Labour was within its rights to stop new members voting in its leadership contest between Jeremy Corbyn and Owen Smith, the Court of Appeal has ruled.
It found Labour had the power "to set the criteria for members to be eligible to vote", effectively reintroducing the voting ban on nearly 130,000 members.
It overturns an earlier High Court ruling that the ban was unlawful.
A spokesman for leader Jeremy Corbyn's campaign said Friday's verdict was legally and democratically "wrong".
The contest between incumbent Mr Corbyn and challenger Mr Smith was sparked after Mr Corbyn lost a vote of no confidence by his MPs and faced mass resignations from his top team.
In July the National Executive Committee, the body that governs the Labour Party, ruled that full members could only vote if they had at least six months' continuous membership.
The 12 July "freeze date" was successfully challenged by some new members in the High Court.
But on Thursday, Labour appealed against the ruling, thought to benefit Mr Corbyn over Mr Smith.
Announcing the Court of Appeal's decision on Friday, Lord Justice Beatson said: "On the correct interpretation of the party rules, the National Executive Committee has the power to set the criteria for members to be eligible to vote in the leadership election in the way that it did."
The judgement said: "A member's entitlement to vote in a leadership election is not a product of him or her simply being a member, but is the result of him or her being a member who satisfies the precise eligibility criteria defined by the NEC and any freeze date provisions set by the NEC in the timetable for the election."
Labour's NEC, whose relationship with the party leadership has been under strain in recent months, had offered a window from 18-20 July when more recent members - and non-members - could pay £25 to become "registered supporters" and gain the right to vote.
Welcoming the court's ruling, NEC chairman Paddy Lillis said: "It is crucial to the Labour Party that our governing body has the authority to debate, decide and implement the procedures, timetable and voting eligibility for our internal elections and selections.
Analysis, BBC political correspondent Eleanor Garnier
The ruling by three Court of Appeal judges means around 130,000 new members who joined less than six months ago will now not be able to vote in the leadership contest.
It is thought the majority of the new joiners did so to back Jeremy Corbyn, so the fact they have, once again, been excluded from having their say is seen as a boost for his rival Owen Smith.
Mr Corbyn's campaign team said the judges' decision was wrong both legally and democratically.
He has always been the odds-on favourite so it is unclear how much of an impact the decision will have on the outcome of the leadership contest.
Once again, Labour is fighting its internal party battles in court in the full glare of the media, rather than behind closed doors.
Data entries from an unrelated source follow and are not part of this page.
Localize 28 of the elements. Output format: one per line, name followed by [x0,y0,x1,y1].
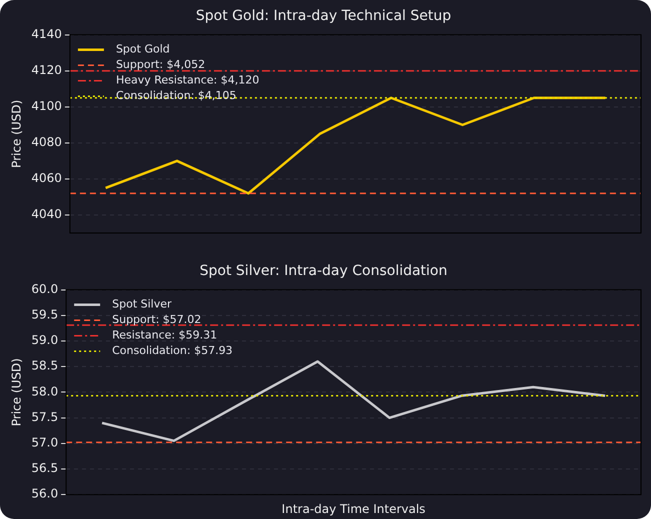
chart-title: Spot Gold: Intra-day Technical Setup [196,8,452,24]
y-tick-label: 4060 [31,171,62,186]
x-axis-title: Intra-day Time Intervals [282,502,426,516]
y-tick-label: 58.0 [31,384,58,398]
legend-label: Consolidation: $57.93 [112,344,233,358]
chart-title: Spot Silver: Intra-day Consolidation [200,263,448,280]
y-tick-label: 4080 [31,135,62,150]
y-tick-label: 59.5 [31,308,58,322]
legend-label: Spot Silver [112,298,172,311]
y-tick-label: 57.5 [31,410,58,424]
y-tick-label: 4040 [31,207,62,222]
y-tick-label: 4100 [31,99,62,113]
legend-label: Resistance: $59.31 [112,328,218,342]
y-axis-title: Price (USD) [9,100,24,168]
y-tick-label: 56.5 [31,461,58,476]
y-tick-label: 58.5 [31,358,58,373]
legend-label: Spot Gold [116,42,170,56]
legend-label: Support: $57.02 [112,313,202,326]
y-tick-label: 56.0 [31,486,58,501]
ref-line-label: Heavy Resistance: $4,120 [116,74,260,87]
legend-label: Support: $4,052 [116,58,206,72]
y-tick-label: 4140 [31,26,62,41]
y-tick-label: 59.0 [31,333,58,348]
y-tick-label: 57.0 [31,436,58,450]
ref-line-label: Consolidation: $4,105 [116,89,236,102]
y-axis-title: Price (USD) [9,358,24,426]
y-tick-label: 60.0 [31,282,58,296]
y-tick-label: 4120 [31,62,62,77]
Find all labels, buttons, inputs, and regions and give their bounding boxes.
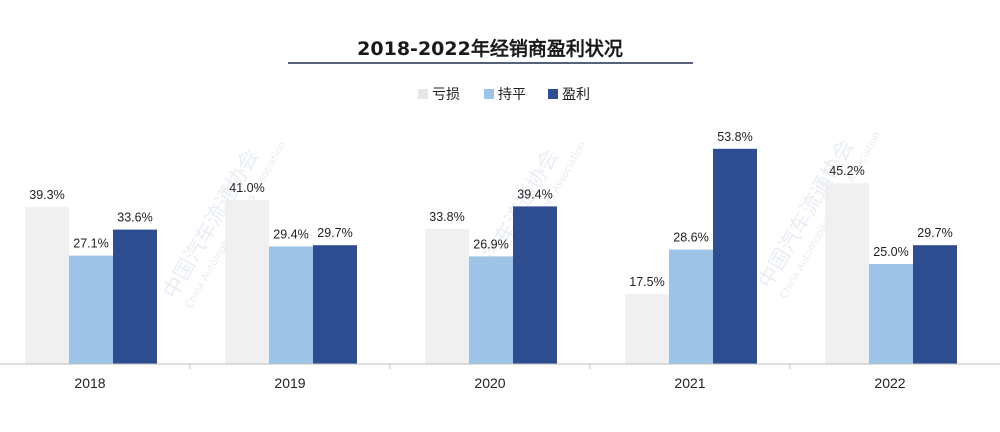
data-label-2019-亏损: 41.0% xyxy=(229,181,264,195)
data-label-2020-持平: 26.9% xyxy=(473,237,508,251)
bar-2020-亏损 xyxy=(425,228,469,364)
bar-2019-盈利 xyxy=(313,245,357,364)
bar-2018-持平 xyxy=(69,255,113,364)
x-tick-label-2021: 2021 xyxy=(674,375,705,391)
x-tick-label-2020: 2020 xyxy=(474,375,505,391)
legend-swatch-持平 xyxy=(484,89,494,99)
bar-2019-持平 xyxy=(269,246,313,364)
legend-label-亏损: 亏损 xyxy=(432,87,460,103)
data-label-2018-盈利: 33.6% xyxy=(117,211,152,225)
data-label-2018-持平: 27.1% xyxy=(73,237,108,251)
bar-2021-持平 xyxy=(669,249,713,364)
data-label-2020-亏损: 33.8% xyxy=(429,210,464,224)
data-label-2018-亏损: 39.3% xyxy=(29,188,64,202)
data-label-2022-亏损: 45.2% xyxy=(829,164,864,178)
value-labels: 39.3% 27.1% 33.6% 41.0% 29.4% 29.7% 33.8% 26.9%… xyxy=(29,130,952,289)
legend-label-盈利: 盈利 xyxy=(562,87,590,103)
bar-2018-亏损 xyxy=(25,206,69,364)
bars xyxy=(25,148,957,364)
bar-2018-盈利 xyxy=(113,229,157,364)
x-axis-labels: 2018 2019 2020 2021 2022 xyxy=(74,375,905,391)
x-tick-label-2022: 2022 xyxy=(874,375,905,391)
x-axis-ticks xyxy=(189,364,791,369)
data-label-2019-盈利: 29.7% xyxy=(317,226,352,240)
data-label-2021-亏损: 17.5% xyxy=(629,275,664,289)
data-label-2022-持平: 25.0% xyxy=(873,245,908,259)
x-tick-label-2019: 2019 xyxy=(274,375,305,391)
bar-2021-盈利 xyxy=(713,148,757,364)
chart-title: 2018-2022年经销商盈利状况 xyxy=(357,37,623,60)
x-tick-label-2018: 2018 xyxy=(74,375,105,391)
data-label-2021-持平: 28.6% xyxy=(673,231,708,245)
bar-2020-持平 xyxy=(469,256,513,364)
bar-2020-盈利 xyxy=(513,206,557,364)
data-label-2020-盈利: 39.4% xyxy=(517,187,552,201)
bar-2019-亏损 xyxy=(225,200,269,364)
legend-swatch-亏损 xyxy=(418,89,428,99)
data-label-2021-盈利: 53.8% xyxy=(717,130,752,144)
data-label-2019-持平: 29.4% xyxy=(273,227,308,241)
bar-2022-盈利 xyxy=(913,245,957,364)
bar-2021-亏损 xyxy=(625,294,669,364)
legend-label-持平: 持平 xyxy=(498,87,526,103)
bar-2022-持平 xyxy=(869,264,913,364)
legend: 亏损 持平 盈利 xyxy=(418,87,590,103)
legend-swatch-盈利 xyxy=(548,89,558,99)
data-label-2022-盈利: 29.7% xyxy=(917,226,952,240)
bar-2022-亏损 xyxy=(825,183,869,364)
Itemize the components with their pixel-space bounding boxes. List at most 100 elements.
It is further evidence of the deep divisions entrenched in the party.
And this might not be the end of it - lawyers for the new members haven't ruled out a challenge in the highest court of the land.
"The original court decision had wide-ranging implications for the party and the authority of our governing body. It was the correct decision to seek clarification on this fundamental principle in the Court of Appeal."
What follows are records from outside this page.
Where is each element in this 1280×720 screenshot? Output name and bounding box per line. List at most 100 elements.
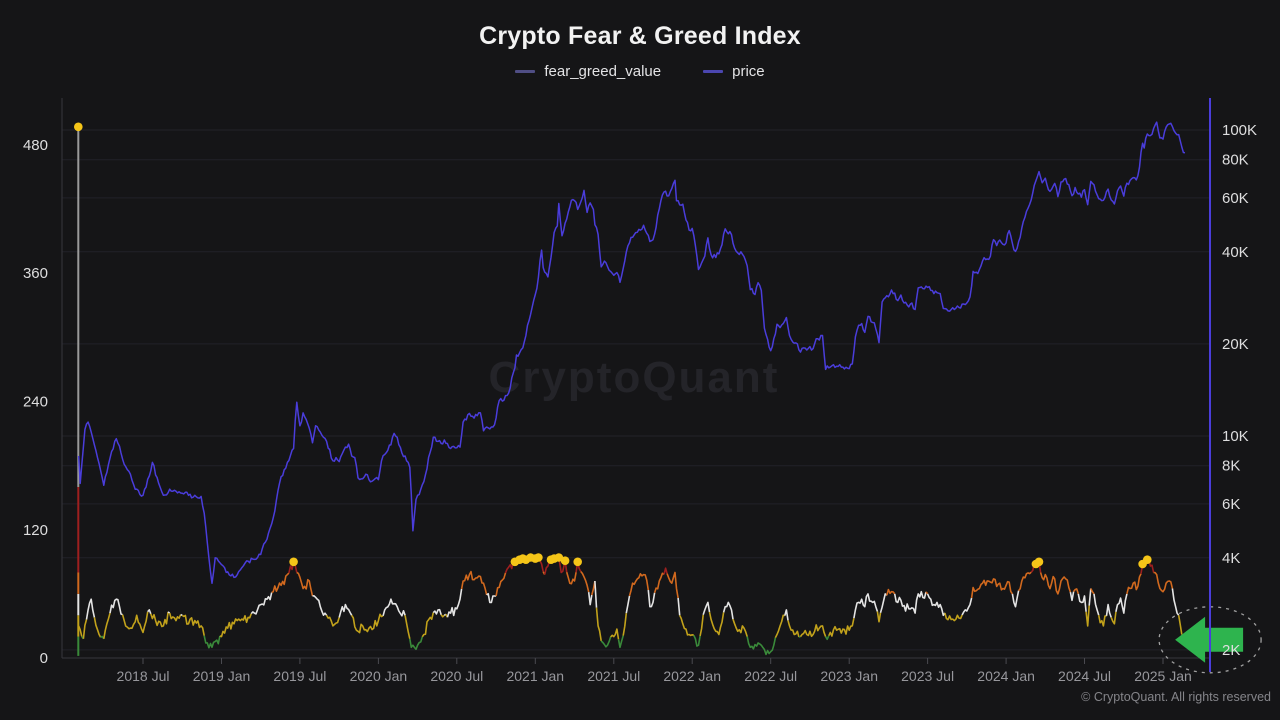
- extreme-marker-dot: [573, 557, 582, 567]
- fear-greed-line-segment: [699, 614, 704, 637]
- y-axis-label-right: 40K: [1222, 244, 1249, 261]
- y-axis-label-left: 120: [23, 522, 48, 539]
- y-axis-label-right: 10K: [1222, 428, 1249, 445]
- fear-greed-line-segment: [446, 588, 463, 618]
- x-axis-label: 2024 Jul: [1058, 668, 1111, 684]
- fear-greed-line-segment: [495, 572, 507, 597]
- fear-greed-line-segment: [312, 595, 328, 616]
- x-axis-label: 2020 Jul: [430, 668, 483, 684]
- y-axis-label-right: 100K: [1222, 122, 1257, 139]
- fear-greed-line-segment: [653, 572, 665, 593]
- fear-greed-line-segment: [382, 598, 406, 617]
- fear-greed-line-segment: [1069, 591, 1075, 602]
- legend-item-price[interactable]: price: [703, 63, 765, 80]
- fear-greed-line-segment: [271, 572, 290, 594]
- fear-greed-line-segment: [610, 628, 620, 640]
- fear-greed-line-segment: [824, 635, 830, 641]
- fear-greed-line-segment: [351, 613, 384, 634]
- fear-greed-line-segment: [1090, 588, 1095, 595]
- fear-greed-line-segment: [746, 636, 777, 656]
- fear-greed-line-segment: [1017, 571, 1032, 592]
- fear-greed-line-segment: [944, 612, 963, 622]
- fear-greed-line-segment: [1097, 614, 1107, 627]
- chart-legend: fear_greed_value price: [0, 63, 1280, 80]
- fear-greed-line-segment: [203, 635, 221, 649]
- fear-greed-line-segment: [121, 611, 149, 634]
- y-axis-label-right: 8K: [1222, 458, 1240, 475]
- fear-greed-line-segment: [828, 617, 855, 637]
- fear-greed-line-segment: [893, 590, 927, 614]
- x-axis-label: 2023 Jul: [901, 668, 954, 684]
- fear-greed-line-segment: [219, 613, 253, 638]
- x-axis-label: 2021 Jan: [506, 668, 564, 684]
- legend-label: fear_greed_value: [544, 63, 662, 80]
- fear-greed-line-segment: [622, 613, 628, 636]
- fear-greed-line-segment: [1115, 593, 1128, 614]
- fear-greed-line-segment: [85, 598, 96, 620]
- x-axis-label: 2019 Jan: [193, 668, 251, 684]
- fear-greed-line-segment: [1088, 588, 1092, 606]
- fear-greed-line-segment: [774, 614, 785, 639]
- fear-greed-line-segment: [181, 614, 205, 636]
- fear-greed-line-segment: [702, 601, 711, 616]
- y-axis-label-left: 360: [23, 265, 48, 282]
- fear-greed-line-segment: [693, 634, 701, 647]
- fear-greed-line-segment: [325, 614, 340, 627]
- fear-greed-line-segment: [600, 636, 612, 648]
- fear-greed-line-segment: [1126, 573, 1142, 595]
- fear-greed-line-segment: [879, 593, 888, 614]
- x-axis-label: 2022 Jan: [663, 668, 721, 684]
- y-axis-label-right: 60K: [1222, 190, 1249, 207]
- y-axis-label-left: 240: [23, 394, 48, 411]
- fear-greed-line-segment: [168, 612, 182, 622]
- fear-greed-line-segment: [296, 571, 314, 597]
- fear-greed-line-segment: [677, 597, 681, 616]
- fear-greed-line-segment: [421, 612, 435, 638]
- x-axis-label: 2025 Jan: [1134, 668, 1192, 684]
- fear-greed-line-segment: [876, 611, 882, 623]
- fear-greed-line-segment: [409, 636, 424, 651]
- fear-greed-line-segment: [1039, 572, 1072, 595]
- legend-label: price: [732, 63, 765, 80]
- fear-greed-line-segment: [486, 592, 497, 604]
- x-axis-label: 2024 Jan: [977, 668, 1035, 684]
- fear-greed-line-segment: [1153, 571, 1174, 593]
- legend-item-fear-greed[interactable]: fear_greed_value: [515, 63, 661, 80]
- extreme-marker-dot: [560, 556, 570, 565]
- x-axis-label: 2019 Jul: [273, 668, 326, 684]
- x-axis-label: 2018 Jul: [117, 668, 170, 684]
- fear-greed-line-segment: [1077, 593, 1087, 612]
- fear-greed-line-segment: [1085, 605, 1090, 627]
- fear-greed-line-segment: [338, 603, 353, 618]
- legend-swatch-icon: [515, 70, 536, 73]
- fear-greed-line-segment: [886, 588, 896, 596]
- copyright-text: © CryptoQuant. All rights reserved: [1081, 690, 1271, 704]
- x-axis-label: 2021 Jul: [587, 668, 640, 684]
- fear-greed-line-segment: [565, 571, 577, 585]
- extreme-marker-dot: [289, 557, 298, 567]
- extreme-marker-dot: [1034, 557, 1044, 567]
- fear-greed-line-segment: [853, 593, 879, 619]
- fear-greed-line-segment: [93, 617, 102, 638]
- fear-greed-line-segment: [925, 591, 929, 595]
- fear-greed-line-segment: [678, 614, 695, 637]
- extreme-marker-dot: [1143, 555, 1152, 564]
- fear-greed-line-segment: [587, 592, 593, 606]
- fear-greed-line-segment: [784, 609, 789, 621]
- fear-greed-line-segment: [103, 612, 111, 639]
- fear-greed-line-segment: [109, 598, 123, 616]
- chart-title: Crypto Fear & Greed Index: [479, 22, 801, 50]
- fear-greed-line-segment: [1177, 615, 1183, 635]
- fear-greed-line-segment: [1011, 590, 1020, 608]
- fear-greed-line-segment: [180, 613, 183, 617]
- fear-greed-line-segment: [150, 611, 169, 628]
- fear-greed-line-segment: [147, 609, 152, 615]
- fear-greed-line-segment: [970, 578, 1014, 599]
- y-axis-label-right: 20K: [1222, 336, 1249, 353]
- fear-greed-line-segment: [595, 607, 602, 642]
- fear-greed-line-segment: [625, 595, 631, 614]
- fear-greed-line-segment: [961, 597, 973, 616]
- x-axis-label: 2022 Jul: [744, 668, 797, 684]
- fear-greed-line-segment: [1110, 611, 1117, 625]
But a spokesperson for Mr Corbyn's re-election campaign said: "We think that this is the wrong decision - both legally and democratically.
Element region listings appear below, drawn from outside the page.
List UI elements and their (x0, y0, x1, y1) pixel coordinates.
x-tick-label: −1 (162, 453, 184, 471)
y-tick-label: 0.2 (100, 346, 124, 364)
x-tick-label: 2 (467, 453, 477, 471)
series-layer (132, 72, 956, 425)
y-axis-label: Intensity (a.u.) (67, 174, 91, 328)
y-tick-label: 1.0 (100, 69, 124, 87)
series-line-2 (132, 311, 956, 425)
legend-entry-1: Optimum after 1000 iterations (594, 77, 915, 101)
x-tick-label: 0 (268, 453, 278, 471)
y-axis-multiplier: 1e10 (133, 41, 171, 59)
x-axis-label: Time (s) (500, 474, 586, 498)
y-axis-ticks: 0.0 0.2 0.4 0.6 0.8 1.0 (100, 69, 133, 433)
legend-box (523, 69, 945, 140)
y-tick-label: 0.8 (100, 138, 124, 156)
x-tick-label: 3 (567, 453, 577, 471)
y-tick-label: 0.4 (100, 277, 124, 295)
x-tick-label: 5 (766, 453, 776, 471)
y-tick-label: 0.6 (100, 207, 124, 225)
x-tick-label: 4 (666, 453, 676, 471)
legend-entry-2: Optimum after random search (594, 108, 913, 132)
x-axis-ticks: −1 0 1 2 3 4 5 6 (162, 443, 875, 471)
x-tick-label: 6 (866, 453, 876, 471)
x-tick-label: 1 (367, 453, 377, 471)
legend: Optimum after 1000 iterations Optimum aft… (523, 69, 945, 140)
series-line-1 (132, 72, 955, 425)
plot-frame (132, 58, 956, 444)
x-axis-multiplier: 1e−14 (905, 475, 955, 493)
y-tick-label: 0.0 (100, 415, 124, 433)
"The court's ruling disenfranchises nearly 130,000 Labour members who joined the party since January and were explicitly told that they would have a vote in any leadership election."
He said there were "serious questions" over "why and how the NEC Procedures Committee brought this appeal".
"In doing so, it effectively risked new members' money on an attempt to disenfranchise them. If we are to build a big, inclusive party to take on the Tories, we need to secure democracy in our party."
An application by the five party members, who brought the initial challenge to the party's rules, for permission to appeal to the Supreme Court was rejected.
But it is still open for them to apply directly to the highest court in the UK, if they want to do so.
Meanwhile, leadership challenger Owen Smith said the ruling "doesn't change my approach to this contest", saying he would continue to make his case as to why he should become Labour's new leader.
Reacting to the court's decision shadow chancellor John McDonnell said he was "flabbergasted" and "bitterly disappointed" for the members affected.
He attacked the 14 NEC members who agreed to apply a "retrospective" cut off date on voting rights in the first place and the decision to appeal against the High Court ruling.
"I think this is a grubby manoeuvre and people who have been involved in it should be ashamed of themselves," he told BBC Radio 5 Live.